Now he calls his early-morning customers the night before, arrives at their homes 15 minutes early, rings the doorbell and wakes up the whole house, and carries their suitcases to the car. Most people are friendly on the way to the airport, but some can be obnoxious. One man said outright, "I don't want to talk, okay?" he recalled.
He makes, on average, US$35 a trip, including a tip. For this he has to wear a suit and tie.
Before getting his driver's job, Hahn, 36, considered working the aisles of a big retailer like Staples or Home Depot, but was unnerved by the thought of running into former colleagues. But it would not bother him a bit if he picked up an old associate, he said. In fact, whenever an executive rides in his limousine, he talks himself up and hands out his resume. "I wasn't meeting them any other way," he said.
A manager no more
Efrat Mansdorf has also taken a step down in the job market, though the step seems more like an entire stairway, she says. Mansdorf, 26, was a project manager with iClips, a New York Internet company that produced streaming media for the Web sites of clients such as NBCi, the Internet division of NBC and Yahoo.com. Her duties included managing budgets and schedules and supervising a staff of five.
A major perk was having so much responsibility at her age. "I interviewed and hired people, and I made the typical big Internet salary," she said. Then, after six months on the job, her department was shut down last May just before the company went out of business. "I was so frustrated," she said.

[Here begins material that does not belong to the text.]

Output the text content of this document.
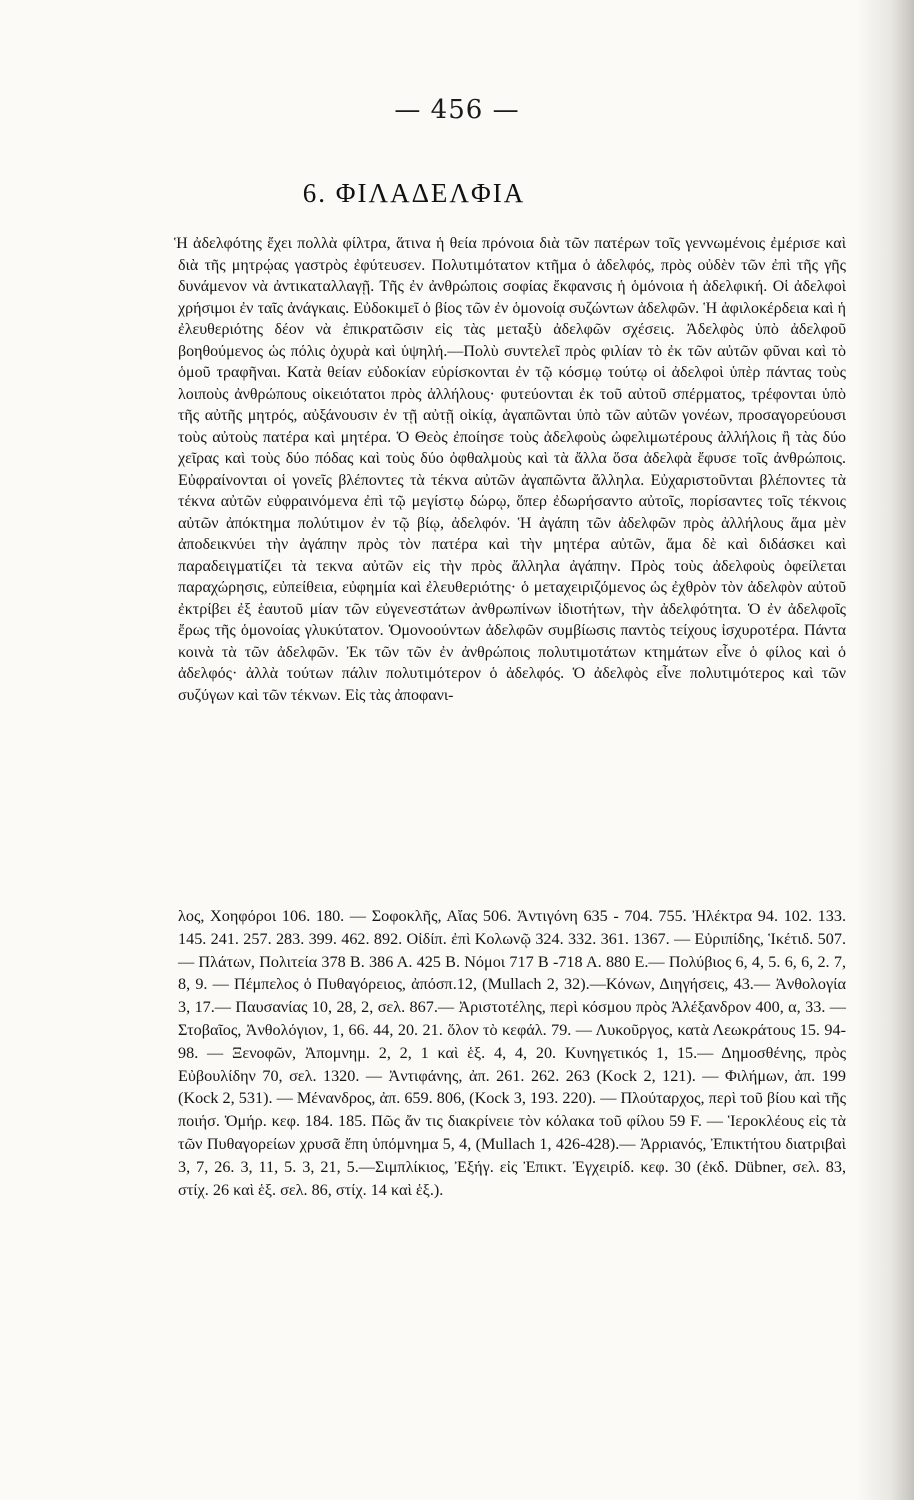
— 456 —
6. ΦΙΛΑΔΕΛΦΙΑ
Ἡ ἀδελφότης ἔχει πολλὰ φίλτρα, ἅτινα ἡ θεία πρόνοια διὰ τῶν πατέρων τοῖς γεννωμένοις ἐμέρισε καὶ διὰ τῆς μητρῴας γαστρὸς ἐφύτευσεν. Πολυτιμότατον κτῆμα ὁ ἀδελφός, πρὸς οὐδὲν τῶν ἐπὶ τῆς γῆς δυνάμενον νὰ ἀντικαταλλαγῇ. Τῆς ἐν ἀνθρώποις σοφίας ἔκφανσις ἡ ὁμόνοια ἡ ἀδελφική. Οἱ ἀδελφοὶ χρήσιμοι ἐν ταῖς ἀνάγκαις. Εὐδοκιμεῖ ὁ βίος τῶν ἐν ὁμονοίᾳ συζώντων ἀδελφῶν. Ἡ ἀφιλοκέρδεια καὶ ἡ ἐλευθεριότης δέον νὰ ἐπικρατῶσιν εἰς τὰς μεταξὺ ἀδελφῶν σχέσεις. Ἀδελφὸς ὑπὸ ἀδελφοῦ βοηθούμενος ὡς πόλις ὀχυρὰ καὶ ὑψηλή.—Πολὺ συντελεῖ πρὸς φιλίαν τὸ ἐκ τῶν αὐτῶν φῦναι καὶ τὸ ὁμοῦ τραφῆναι. Κατὰ θείαν εὐδοκίαν εὑρίσκονται ἐν τῷ κόσμῳ τούτῳ οἱ ἀδελφοὶ ὑπὲρ πάντας τοὺς λοιποὺς ἀνθρώπους οἰκειότατοι πρὸς ἀλλήλους· φυτεύονται ἐκ τοῦ αὐτοῦ σπέρματος, τρέφονται ὑπὸ τῆς αὐτῆς μητρός, αὐξάνουσιν ἐν τῇ αὐτῇ οἰκίᾳ, ἀγαπῶνται ὑπὸ τῶν αὐτῶν γονέων, προσαγορεύουσι τοὺς αὐτοὺς πατέρα καὶ μητέρα. Ὁ Θεὸς ἐποίησε τοὺς ἀδελφοὺς ὠφελιμωτέρους ἀλλήλοις ἢ τὰς δύο χεῖρας καὶ τοὺς δύο πόδας καὶ τοὺς δύο ὀφθαλμοὺς καὶ τὰ ἄλλα ὅσα ἀδελφὰ ἔφυσε τοῖς ἀνθρώποις. Εὐφραίνονται οἱ γονεῖς βλέποντες τὰ τέκνα αὐτῶν ἀγαπῶντα ἄλληλα. Εὐχαριστοῦνται βλέποντες τὰ τέκνα αὐτῶν εὐφραινόμενα ἐπὶ τῷ μεγίστῳ δώρῳ, ὅπερ ἐδωρήσαντο αὐτοῖς, πορίσαντες τοῖς τέκνοις αὐτῶν ἀπόκτημα πολύτιμον ἐν τῷ βίῳ, ἀδελφόν. Ἡ ἀγάπη τῶν ἀδελφῶν πρὸς ἀλλήλους ἅμα μὲν ἀποδεικνύει τὴν ἀγάπην πρὸς τὸν πατέρα καὶ τὴν μητέρα αὐτῶν, ἅμα δὲ καὶ διδάσκει καὶ παραδειγματίζει τὰ τεκνα αὐτῶν εἰς τὴν πρὸς ἄλληλα ἀγάπην. Πρὸς τοὺς ἀδελφοὺς ὀφείλεται παραχώρησις, εὐπείθεια, εὐφημία καὶ ἐλευθεριότης· ὁ μεταχειριζόμενος ὡς ἐχθρὸν τὸν ἀδελφὸν αὐτοῦ ἐκτρίβει ἐξ ἑαυτοῦ μίαν τῶν εὐγενεστάτων ἀνθρωπίνων ἰδιοτήτων, τὴν ἀδελφότητα. Ὁ ἐν ἀδελφοῖς ἔρως τῆς ὁμονοίας γλυκύτατον. Ὁμονοούντων ἀδελφῶν συμβίωσις παντὸς τείχους ἰσχυροτέρα. Πάντα κοινὰ τὰ τῶν ἀδελφῶν. Ἐκ τῶν τῶν ἐν ἀνθρώποις πολυτιμοτάτων κτημάτων εἶνε ὁ φίλος καὶ ὁ ἀδελφός· ἀλλὰ τούτων πάλιν πολυτιμότερον ὁ ἀδελφός. Ὁ ἀδελφὸς εἶνε πολυτιμότερος καὶ τῶν συζύγων καὶ τῶν τέκνων. Εἰς τὰς ἀποφανι-
λος, Χοηφόροι 106. 180. — Σοφοκλῆς, Αἴας 506. Ἀντιγόνη 635 - 704. 755. Ἠλέκτρα 94. 102. 133. 145. 241. 257. 283. 399. 462. 892. Οἰδίπ. ἐπὶ Κολωνῷ 324. 332. 361. 1367. — Εὐριπίδης, Ἱκέτιδ. 507. — Πλάτων, Πολιτεία 378 Β. 386 Α. 425 Β. Νόμοι 717 Β -718 Α. 880 Ε.— Πολύβιος 6, 4, 5. 6, 6, 2. 7, 8, 9. — Πέμπελος ὁ Πυθαγόρειος, ἀπόσπ.12, (Mullach 2, 32).—Κόνων, Διηγήσεις, 43.— Ἀνθολογία 3, 17.— Παυσανίας 10, 28, 2, σελ. 867.— Ἀριστοτέλης, περὶ κόσμου πρὸς Ἀλέξανδρον 400, α, 33. — Στοβαῖος, Ἀνθολόγιον, 1, 66. 44, 20. 21. ὅλον τὸ κεφάλ. 79. — Λυκοῦργος, κατὰ Λεωκράτους 15. 94-98. — Ξενοφῶν, Ἀπομνημ. 2, 2, 1 καὶ ἑξ. 4, 4, 20. Κυνηγετικός 1, 15.— Δημοσθένης, πρὸς Εὐβουλίδην 70, σελ. 1320. — Ἀντιφάνης, ἀπ. 261. 262. 263 (Kock 2, 121). — Φιλήμων, ἀπ. 199 (Kock 2, 531). — Μένανδρος, ἀπ. 659. 806, (Kock 3, 193. 220). — Πλούταρχος, περὶ τοῦ βίου καὶ τῆς ποιήσ. Ὁμήρ. κεφ. 184. 185. Πῶς ἄν τις διακρίνειε τὸν κόλακα τοῦ φίλου 59 F. — Ἱεροκλέους εἰς τὰ τῶν Πυθαγορείων χρυσᾶ ἔπη ὑπόμνημα 5, 4, (Mullach 1, 426-428).— Ἀρριανός, Ἐπικτήτου διατριβαὶ 3, 7, 26. 3, 11, 5. 3, 21, 5.—Σιμπλίκιος, Ἐξήγ. εἰς Ἐπικτ. Ἐγχειρίδ. κεφ. 30 (ἐκδ. Dübner, σελ. 83, στίχ. 26 καὶ ἑξ. σελ. 86, στίχ. 14 καὶ ἑξ.).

She took it easy for a month or so, taking up biking, enrolling in a Spanish class and catching up on errands. Then Mansdorf went job hunting. She landed a couple of project-management interviews, but they did not lead anywhere. Her friends with secure jobs could not understand why someone with her background could not get back on her feet. Finally, in August, she was hired as a "research consultant" at the National Finder's Service in New York, a company that helps recover assets for individuals and companies that are unaware of their ownership, like money left to heirs in a will.